The script will convert the csv files into PyG graph format, and constrcut 10 different copies of the graph by injecting random anomalies into the graph via `anomaly_insert.py`. Each graph instance will have different sets of anomalies.
## Run Experiment
To run the experiments, please execute the corresponding file for each model.
1. `GrapBEAN`:
```
python train_full_experiment.py --name wikipedia_anomaly --id 0
```
1. `GrapBEAN` with neighborhood sampling:
```
python train_sample_experiment.py --name wikipedia_anomaly --id 0 --batch-size 128
```
1. `IsolationForest`:
```
python isoforest_experiment.py --name wikipedia_anomaly --id 0
```
1. `DOMINANT`:
```
python dominant_experiment.py --name wikipedia_anomaly --id 0
```
1. `AnomalyDAE`:
```
python anomalydae_experiment.py --name wikipedia_anomaly --id 0
```
1. `AdONE`:
```
python adone_experiment.py --name wikipedia_anomaly --id 0
```
The argument `--name` indicates which dataset we want the model run on, with the format of `{dataset_name}_anomaly`. Additional arguments are also available depending on the models.

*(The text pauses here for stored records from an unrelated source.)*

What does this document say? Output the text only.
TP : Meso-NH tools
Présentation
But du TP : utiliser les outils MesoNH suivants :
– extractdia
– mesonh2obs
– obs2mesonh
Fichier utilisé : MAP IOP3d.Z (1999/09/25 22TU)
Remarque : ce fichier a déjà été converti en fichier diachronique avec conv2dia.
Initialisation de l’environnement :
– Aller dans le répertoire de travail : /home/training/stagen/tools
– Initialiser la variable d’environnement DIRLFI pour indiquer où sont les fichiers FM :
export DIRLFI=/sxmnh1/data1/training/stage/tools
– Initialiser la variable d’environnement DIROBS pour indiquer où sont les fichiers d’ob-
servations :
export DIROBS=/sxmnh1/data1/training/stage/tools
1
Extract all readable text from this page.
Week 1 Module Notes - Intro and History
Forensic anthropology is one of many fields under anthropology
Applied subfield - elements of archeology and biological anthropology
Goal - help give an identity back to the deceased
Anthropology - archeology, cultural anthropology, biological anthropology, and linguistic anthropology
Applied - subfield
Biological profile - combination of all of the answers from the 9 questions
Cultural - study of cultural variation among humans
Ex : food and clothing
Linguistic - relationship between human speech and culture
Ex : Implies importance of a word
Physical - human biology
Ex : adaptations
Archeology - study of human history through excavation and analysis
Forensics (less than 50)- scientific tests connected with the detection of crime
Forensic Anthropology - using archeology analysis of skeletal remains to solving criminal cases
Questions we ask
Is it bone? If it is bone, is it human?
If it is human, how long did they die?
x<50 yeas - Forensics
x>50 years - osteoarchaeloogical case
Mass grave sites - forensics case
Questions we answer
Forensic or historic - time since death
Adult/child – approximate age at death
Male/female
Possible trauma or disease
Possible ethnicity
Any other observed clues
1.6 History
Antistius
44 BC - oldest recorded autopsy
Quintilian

- Arguments for **all** models.
```
--name : dataset name
--id : which instance of anomaly injected graph [0-9]
```
- Arguments for `DOMINANT`, `AnomalyDAE`, `AdONE`, and `GraphBEAN`.
```
--n-epoch : number of epoch in the training [default: 50]
--lr : learning rate [default: 1e-2]
```
- Arguments for `DOMINANT` and `AnomalyDAE`.
```
--alpha : balance parameter [default: 0.8]
```
- Arguments for `GraphBEAN` (full and sample training).
```
--eta : structure decoder loss weight [default: 0.2]
--score-agg : aggregation method for node anomaly score
(max or mean) [default: max]
--scheduler-milestones : milestones for learning scheduler [default: []]
```
- Arguments for `GraphBEAN` (sample training).
```
--batch-size : number of target nodes in one batch [default: 2048]
--num-neighbors-u : number of neighbors sampled for node u [default: 10]
--num-neighbors-v : number of neighbors sampled for node v [default: 10]
--num-workers : number of workers in dataloader [default: 0]
suggestion: set it as the number of available cores
```
Running the experiments on a machine with GPU support is recommended for all models except IsolationForest.
## License
This repository is licenced under the [MIT License](LICENSE).
## Citation
If you use this repository for academic purpose, please cite the following paper:
> R. Fathony, J. Ng and J. Chen, "Interaction-Focused Anomaly Detection on Bipartite Node-and-Edge-Attributed Graphs," 2023 International Joint Conference on Neural Networks (IJCNN), Gold Coast, Australia, 2023, pp. 1-10, doi: 10.1109/IJCNN54540.2023.10191331.